Very true. But the tradeoff is—store woefully obsolete stuff indefinitely vs lift the finger to delete it. The former tends to be cheaper. And besides, there can be cases when stuff you just deleted suddenly becomes super important tomorrow.
Lolz. You should have waited few more decades and donated to some technology museum :). I do keep selective artifacts from the past though—like Dell Axim X5 PDA—that’s fully working, or my AMD Athlon CPU with motherboard with ISA bus to fit my (already then-obsolete US Robotics modem with that bus). That machine still boots and works. It has sentimental value to me.
Oh. That’s great to hear. So, the only thing I need to recover from a complete disaster are two passwords; one for B2 and one for backup encryption. Is that correct?
One of the things I’ve been woefully negligent on is running through a “house burned down” restore scenario. It’s on my list to do that. Soon.
I actually back up all of the data for my dockers, so this is already covered by my unRAID backups. I won’t have it for the initial restore after a catastrophic failure. But, at that point, none of this is really important. The only thing that matters is getting the data back.
My schedule has gotten even more simplistic! I’ll probably still run the simple check [with -fossils]. I’m okay taking a “belt and suspender” approach here.
Wow! That’s really cool. And, probably the only legitimate reason to still be running Windows XP. Please, oh please, tell me you’re not running Windows 98!
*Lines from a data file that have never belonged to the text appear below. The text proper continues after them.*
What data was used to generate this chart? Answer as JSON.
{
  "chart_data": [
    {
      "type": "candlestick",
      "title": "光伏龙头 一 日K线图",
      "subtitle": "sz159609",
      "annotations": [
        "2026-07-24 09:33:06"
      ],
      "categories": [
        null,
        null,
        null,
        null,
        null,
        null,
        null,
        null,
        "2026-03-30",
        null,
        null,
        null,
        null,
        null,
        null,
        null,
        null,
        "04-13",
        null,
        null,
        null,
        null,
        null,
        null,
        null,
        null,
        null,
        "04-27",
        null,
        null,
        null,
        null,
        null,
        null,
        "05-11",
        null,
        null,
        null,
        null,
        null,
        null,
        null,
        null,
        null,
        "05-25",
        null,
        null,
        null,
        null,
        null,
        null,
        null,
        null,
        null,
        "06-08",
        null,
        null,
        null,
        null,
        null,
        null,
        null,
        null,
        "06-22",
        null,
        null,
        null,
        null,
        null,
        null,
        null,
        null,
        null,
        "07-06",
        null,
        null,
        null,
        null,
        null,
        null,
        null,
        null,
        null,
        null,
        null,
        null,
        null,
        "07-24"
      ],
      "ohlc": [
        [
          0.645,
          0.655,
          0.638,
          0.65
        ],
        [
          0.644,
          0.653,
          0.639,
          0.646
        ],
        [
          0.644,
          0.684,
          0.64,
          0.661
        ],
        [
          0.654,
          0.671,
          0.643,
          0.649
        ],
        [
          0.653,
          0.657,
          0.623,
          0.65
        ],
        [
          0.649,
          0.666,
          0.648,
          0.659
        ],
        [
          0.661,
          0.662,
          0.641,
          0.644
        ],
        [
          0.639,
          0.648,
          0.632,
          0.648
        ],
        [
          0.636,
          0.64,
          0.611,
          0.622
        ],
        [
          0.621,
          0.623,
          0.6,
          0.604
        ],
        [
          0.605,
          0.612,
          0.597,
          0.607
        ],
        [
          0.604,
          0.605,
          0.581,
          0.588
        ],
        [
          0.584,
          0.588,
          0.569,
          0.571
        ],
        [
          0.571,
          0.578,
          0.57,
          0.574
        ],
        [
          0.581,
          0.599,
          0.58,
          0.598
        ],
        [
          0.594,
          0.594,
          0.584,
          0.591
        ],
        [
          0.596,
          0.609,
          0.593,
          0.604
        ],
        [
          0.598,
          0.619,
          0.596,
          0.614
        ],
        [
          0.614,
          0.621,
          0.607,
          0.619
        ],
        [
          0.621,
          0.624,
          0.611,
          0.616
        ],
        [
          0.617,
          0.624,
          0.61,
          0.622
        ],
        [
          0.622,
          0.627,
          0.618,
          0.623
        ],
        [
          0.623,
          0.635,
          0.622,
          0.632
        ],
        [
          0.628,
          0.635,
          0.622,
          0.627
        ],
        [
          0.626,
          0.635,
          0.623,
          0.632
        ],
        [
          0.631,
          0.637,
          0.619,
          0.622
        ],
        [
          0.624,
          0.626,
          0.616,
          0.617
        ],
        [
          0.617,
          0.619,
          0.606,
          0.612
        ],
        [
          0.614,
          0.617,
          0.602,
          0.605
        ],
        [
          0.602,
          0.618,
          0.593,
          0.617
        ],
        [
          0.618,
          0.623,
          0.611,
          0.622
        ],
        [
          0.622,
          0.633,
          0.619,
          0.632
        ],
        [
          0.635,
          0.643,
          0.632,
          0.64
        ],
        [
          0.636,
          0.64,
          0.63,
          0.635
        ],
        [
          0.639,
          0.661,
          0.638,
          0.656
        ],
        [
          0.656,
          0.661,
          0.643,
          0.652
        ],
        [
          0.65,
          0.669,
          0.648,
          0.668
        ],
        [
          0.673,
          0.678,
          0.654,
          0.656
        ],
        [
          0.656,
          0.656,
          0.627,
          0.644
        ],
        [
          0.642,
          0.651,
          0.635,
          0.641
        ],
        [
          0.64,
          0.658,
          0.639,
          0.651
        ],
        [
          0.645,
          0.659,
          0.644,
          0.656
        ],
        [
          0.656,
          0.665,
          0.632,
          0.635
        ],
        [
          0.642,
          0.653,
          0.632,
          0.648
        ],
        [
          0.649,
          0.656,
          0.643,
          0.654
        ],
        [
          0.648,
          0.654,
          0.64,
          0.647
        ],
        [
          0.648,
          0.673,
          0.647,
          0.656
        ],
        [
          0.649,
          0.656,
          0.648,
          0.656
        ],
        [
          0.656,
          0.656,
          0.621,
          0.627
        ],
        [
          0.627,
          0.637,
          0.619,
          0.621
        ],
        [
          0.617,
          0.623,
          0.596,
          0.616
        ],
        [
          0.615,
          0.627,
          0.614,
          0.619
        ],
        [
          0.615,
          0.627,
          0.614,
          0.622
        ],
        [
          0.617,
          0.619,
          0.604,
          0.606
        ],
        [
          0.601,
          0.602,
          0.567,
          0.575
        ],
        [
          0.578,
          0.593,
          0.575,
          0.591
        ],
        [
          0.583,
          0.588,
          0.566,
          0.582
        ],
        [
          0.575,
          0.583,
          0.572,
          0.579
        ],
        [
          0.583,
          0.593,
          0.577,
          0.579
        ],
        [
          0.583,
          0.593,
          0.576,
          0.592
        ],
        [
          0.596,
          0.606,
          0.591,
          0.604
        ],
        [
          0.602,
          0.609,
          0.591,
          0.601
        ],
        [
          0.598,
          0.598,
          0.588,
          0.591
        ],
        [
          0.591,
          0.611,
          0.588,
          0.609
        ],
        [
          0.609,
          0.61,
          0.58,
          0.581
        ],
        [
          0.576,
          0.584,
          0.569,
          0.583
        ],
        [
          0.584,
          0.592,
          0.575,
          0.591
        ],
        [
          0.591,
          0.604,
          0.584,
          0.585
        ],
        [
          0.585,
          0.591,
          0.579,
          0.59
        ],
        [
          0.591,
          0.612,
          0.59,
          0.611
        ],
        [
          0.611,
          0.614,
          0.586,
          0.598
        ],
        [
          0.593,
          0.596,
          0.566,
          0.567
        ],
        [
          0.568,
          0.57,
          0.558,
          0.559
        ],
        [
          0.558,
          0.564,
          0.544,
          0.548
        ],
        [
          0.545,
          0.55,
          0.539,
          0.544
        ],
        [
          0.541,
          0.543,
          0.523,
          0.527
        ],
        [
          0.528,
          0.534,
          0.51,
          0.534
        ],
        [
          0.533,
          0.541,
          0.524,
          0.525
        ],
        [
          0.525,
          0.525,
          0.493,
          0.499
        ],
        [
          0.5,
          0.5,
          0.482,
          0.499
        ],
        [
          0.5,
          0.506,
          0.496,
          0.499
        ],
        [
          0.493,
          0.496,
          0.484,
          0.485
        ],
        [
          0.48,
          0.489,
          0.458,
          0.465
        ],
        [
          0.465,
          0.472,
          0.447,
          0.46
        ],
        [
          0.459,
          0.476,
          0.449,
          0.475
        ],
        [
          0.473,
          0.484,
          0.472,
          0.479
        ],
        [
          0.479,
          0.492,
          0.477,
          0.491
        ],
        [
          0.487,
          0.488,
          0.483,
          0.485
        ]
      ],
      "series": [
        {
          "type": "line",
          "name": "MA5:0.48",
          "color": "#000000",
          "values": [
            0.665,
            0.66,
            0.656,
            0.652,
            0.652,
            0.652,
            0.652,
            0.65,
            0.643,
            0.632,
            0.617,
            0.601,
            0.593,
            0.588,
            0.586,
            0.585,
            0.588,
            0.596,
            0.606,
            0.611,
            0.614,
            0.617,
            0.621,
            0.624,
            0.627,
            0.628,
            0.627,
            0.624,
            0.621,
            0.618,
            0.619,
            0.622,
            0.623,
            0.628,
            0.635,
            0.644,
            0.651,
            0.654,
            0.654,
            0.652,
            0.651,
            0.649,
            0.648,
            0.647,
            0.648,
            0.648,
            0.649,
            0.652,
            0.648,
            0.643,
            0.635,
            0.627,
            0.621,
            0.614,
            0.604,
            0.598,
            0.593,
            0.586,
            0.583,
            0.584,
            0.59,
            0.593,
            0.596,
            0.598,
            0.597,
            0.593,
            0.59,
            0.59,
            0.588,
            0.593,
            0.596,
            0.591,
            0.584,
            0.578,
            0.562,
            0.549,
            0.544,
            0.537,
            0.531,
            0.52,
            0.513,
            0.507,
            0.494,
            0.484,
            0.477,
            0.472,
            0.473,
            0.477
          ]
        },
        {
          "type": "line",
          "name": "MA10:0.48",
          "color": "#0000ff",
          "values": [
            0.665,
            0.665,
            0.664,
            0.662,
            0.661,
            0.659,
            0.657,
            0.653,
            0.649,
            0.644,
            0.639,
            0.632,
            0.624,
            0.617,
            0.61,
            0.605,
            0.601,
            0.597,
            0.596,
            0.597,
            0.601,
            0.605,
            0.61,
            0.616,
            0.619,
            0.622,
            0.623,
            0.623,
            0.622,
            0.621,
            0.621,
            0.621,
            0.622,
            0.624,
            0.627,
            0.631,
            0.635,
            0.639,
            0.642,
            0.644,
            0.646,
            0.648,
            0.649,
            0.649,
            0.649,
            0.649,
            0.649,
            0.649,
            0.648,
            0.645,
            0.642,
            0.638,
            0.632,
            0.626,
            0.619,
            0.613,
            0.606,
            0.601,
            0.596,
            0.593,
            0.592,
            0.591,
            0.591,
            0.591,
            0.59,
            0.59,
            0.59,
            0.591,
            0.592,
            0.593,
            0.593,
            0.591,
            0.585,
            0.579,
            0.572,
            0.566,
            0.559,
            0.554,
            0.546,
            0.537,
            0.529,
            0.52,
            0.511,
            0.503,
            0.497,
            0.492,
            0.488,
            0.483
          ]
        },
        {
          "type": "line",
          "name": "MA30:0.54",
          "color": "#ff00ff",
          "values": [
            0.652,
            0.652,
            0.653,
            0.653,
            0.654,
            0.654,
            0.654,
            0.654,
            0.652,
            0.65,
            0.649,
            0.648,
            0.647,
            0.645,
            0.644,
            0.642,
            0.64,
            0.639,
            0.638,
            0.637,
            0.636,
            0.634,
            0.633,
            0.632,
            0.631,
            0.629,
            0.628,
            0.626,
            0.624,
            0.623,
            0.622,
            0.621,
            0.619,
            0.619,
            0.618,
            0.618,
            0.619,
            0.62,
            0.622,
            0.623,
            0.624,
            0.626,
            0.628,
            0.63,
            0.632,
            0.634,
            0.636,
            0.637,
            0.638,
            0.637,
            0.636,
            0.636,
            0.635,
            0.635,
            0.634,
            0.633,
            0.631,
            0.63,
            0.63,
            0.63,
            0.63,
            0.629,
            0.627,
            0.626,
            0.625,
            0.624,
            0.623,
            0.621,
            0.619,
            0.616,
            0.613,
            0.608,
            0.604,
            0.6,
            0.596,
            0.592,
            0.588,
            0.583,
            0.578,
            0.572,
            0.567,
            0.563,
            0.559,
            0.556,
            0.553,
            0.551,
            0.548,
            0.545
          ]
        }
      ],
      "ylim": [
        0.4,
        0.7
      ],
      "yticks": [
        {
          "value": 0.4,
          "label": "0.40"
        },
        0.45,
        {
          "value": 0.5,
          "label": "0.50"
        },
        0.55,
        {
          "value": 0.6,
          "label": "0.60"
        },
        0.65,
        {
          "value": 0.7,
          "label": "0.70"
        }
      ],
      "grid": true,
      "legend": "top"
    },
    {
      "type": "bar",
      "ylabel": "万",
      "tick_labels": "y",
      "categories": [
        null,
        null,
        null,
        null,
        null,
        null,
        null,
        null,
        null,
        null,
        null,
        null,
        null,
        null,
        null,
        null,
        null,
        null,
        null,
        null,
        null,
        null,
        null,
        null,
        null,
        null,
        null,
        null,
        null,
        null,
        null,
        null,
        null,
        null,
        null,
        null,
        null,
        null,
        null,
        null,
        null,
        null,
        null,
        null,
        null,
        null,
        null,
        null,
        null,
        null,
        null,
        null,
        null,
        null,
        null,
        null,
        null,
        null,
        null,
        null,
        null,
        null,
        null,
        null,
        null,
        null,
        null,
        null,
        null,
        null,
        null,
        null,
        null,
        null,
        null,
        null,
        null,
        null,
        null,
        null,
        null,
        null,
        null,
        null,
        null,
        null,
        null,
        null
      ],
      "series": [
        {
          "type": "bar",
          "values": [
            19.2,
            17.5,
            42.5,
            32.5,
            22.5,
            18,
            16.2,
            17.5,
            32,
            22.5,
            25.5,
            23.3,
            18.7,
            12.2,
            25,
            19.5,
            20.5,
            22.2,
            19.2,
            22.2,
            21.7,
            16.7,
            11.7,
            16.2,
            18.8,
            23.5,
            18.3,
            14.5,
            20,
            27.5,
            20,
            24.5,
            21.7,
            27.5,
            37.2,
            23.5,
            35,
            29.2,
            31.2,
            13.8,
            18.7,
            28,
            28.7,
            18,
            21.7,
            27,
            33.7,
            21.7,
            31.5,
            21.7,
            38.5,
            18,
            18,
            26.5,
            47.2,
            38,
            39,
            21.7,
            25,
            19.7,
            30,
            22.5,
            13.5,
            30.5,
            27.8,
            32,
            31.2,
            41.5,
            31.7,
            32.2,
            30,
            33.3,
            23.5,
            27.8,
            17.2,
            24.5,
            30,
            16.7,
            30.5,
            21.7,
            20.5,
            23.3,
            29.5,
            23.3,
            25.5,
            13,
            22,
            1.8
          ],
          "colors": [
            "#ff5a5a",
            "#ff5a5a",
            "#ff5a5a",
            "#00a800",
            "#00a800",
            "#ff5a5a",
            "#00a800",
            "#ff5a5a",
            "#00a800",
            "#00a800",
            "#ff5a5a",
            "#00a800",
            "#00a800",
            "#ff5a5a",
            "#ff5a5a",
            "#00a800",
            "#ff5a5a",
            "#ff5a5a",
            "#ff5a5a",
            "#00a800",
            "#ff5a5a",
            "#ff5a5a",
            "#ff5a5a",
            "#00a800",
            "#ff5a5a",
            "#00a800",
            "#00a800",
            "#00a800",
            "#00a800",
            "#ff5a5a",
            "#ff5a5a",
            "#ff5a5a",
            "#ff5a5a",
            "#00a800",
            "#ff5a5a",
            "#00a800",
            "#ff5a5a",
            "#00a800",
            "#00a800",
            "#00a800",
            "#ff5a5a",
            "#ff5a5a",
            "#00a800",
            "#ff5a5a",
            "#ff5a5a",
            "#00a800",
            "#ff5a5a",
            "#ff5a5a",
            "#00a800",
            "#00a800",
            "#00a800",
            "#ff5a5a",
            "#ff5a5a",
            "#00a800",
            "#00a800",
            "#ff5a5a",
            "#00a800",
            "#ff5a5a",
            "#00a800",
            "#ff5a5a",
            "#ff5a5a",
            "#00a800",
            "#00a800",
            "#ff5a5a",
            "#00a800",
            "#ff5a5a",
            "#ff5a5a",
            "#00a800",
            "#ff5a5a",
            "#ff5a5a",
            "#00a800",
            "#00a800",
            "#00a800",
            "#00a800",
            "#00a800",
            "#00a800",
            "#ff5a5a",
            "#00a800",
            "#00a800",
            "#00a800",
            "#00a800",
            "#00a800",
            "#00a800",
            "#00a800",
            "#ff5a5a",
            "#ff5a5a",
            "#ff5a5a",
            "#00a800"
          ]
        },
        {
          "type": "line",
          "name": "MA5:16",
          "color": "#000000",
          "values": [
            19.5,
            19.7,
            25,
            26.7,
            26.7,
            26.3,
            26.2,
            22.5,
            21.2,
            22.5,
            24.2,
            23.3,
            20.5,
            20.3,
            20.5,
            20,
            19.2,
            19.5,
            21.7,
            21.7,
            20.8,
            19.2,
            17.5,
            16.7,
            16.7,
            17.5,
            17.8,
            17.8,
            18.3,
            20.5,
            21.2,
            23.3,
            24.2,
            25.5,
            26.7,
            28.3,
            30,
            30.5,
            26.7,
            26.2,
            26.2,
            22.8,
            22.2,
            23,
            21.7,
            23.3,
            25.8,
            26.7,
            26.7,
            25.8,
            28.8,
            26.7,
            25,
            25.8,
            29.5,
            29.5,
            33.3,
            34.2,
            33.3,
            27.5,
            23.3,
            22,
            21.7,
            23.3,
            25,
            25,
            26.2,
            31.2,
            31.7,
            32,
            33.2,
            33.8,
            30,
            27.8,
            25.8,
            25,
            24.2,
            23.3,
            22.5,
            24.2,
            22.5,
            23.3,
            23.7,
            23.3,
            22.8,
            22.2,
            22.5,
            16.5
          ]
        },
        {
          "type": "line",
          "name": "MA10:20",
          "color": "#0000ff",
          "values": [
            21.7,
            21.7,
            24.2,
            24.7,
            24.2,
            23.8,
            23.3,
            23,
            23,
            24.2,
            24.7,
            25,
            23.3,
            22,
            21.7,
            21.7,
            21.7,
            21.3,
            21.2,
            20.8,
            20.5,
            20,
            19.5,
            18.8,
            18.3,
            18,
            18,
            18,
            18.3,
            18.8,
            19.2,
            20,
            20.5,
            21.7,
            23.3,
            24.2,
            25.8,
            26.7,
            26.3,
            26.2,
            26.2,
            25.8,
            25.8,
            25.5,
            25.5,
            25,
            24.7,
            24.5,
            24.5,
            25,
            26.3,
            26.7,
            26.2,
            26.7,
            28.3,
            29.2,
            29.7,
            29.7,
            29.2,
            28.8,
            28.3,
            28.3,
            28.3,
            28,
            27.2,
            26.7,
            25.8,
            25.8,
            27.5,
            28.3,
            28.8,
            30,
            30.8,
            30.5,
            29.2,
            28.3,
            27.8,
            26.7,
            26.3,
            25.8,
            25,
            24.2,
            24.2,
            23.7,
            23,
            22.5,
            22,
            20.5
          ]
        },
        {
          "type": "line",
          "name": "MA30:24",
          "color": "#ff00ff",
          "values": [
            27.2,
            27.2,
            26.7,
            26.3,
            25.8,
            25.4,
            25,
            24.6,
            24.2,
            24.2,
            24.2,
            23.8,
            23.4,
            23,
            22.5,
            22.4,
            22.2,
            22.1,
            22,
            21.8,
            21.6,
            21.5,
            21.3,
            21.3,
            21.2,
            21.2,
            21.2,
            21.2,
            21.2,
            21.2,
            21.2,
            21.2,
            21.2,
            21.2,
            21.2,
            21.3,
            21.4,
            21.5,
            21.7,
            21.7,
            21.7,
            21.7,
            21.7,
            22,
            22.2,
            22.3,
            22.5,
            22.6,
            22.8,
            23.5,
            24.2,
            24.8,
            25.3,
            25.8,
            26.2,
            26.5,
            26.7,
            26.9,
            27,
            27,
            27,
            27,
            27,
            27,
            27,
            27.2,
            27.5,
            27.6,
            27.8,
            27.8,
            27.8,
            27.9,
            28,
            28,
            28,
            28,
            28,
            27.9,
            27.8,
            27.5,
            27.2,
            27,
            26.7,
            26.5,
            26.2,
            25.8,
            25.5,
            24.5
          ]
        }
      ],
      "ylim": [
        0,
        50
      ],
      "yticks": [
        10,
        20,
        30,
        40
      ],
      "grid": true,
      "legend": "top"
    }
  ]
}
To be fair, all the hate and frustration with windows stability pre Vista is rooted in a horrifically designed driver model: it was impossible to write a stable driver due to sheer amount of boilerplate code required to be done just right, lacking documentation, and the way kernel worked pre NT. Large companies were invited to MS HQ and aided in writing the driver software, but smaller companies had to wing it. The result were all those blue screens any time you looked at your machine funny.
So once you found the combination of drivers and OS that sort of kind of works for your environment—you tended to stick to it. Upgrading to next major OS had a very predictable outcome: few questionable UI changes, new bucket of bugs, and maybe some crucial features added (like, I don’t know, USB support).
In Vista Microsoft threw that model away and rewrote the whole stack from scratch, especially focusing on display driver model (WDDM) as the GPUs grew in complexity and their stability was paramount. Now drivers were merely extensions and developers just needed to implement device-specific functionality. The stability instantly improved, but this rather drastic change had the other side of multiple vendors not catching up in time and OS being rather new having all other childhood illnesses. Windows 7 was a polish on top of Vista, and many consider it to be one of the “best” OSes Microsoft produced.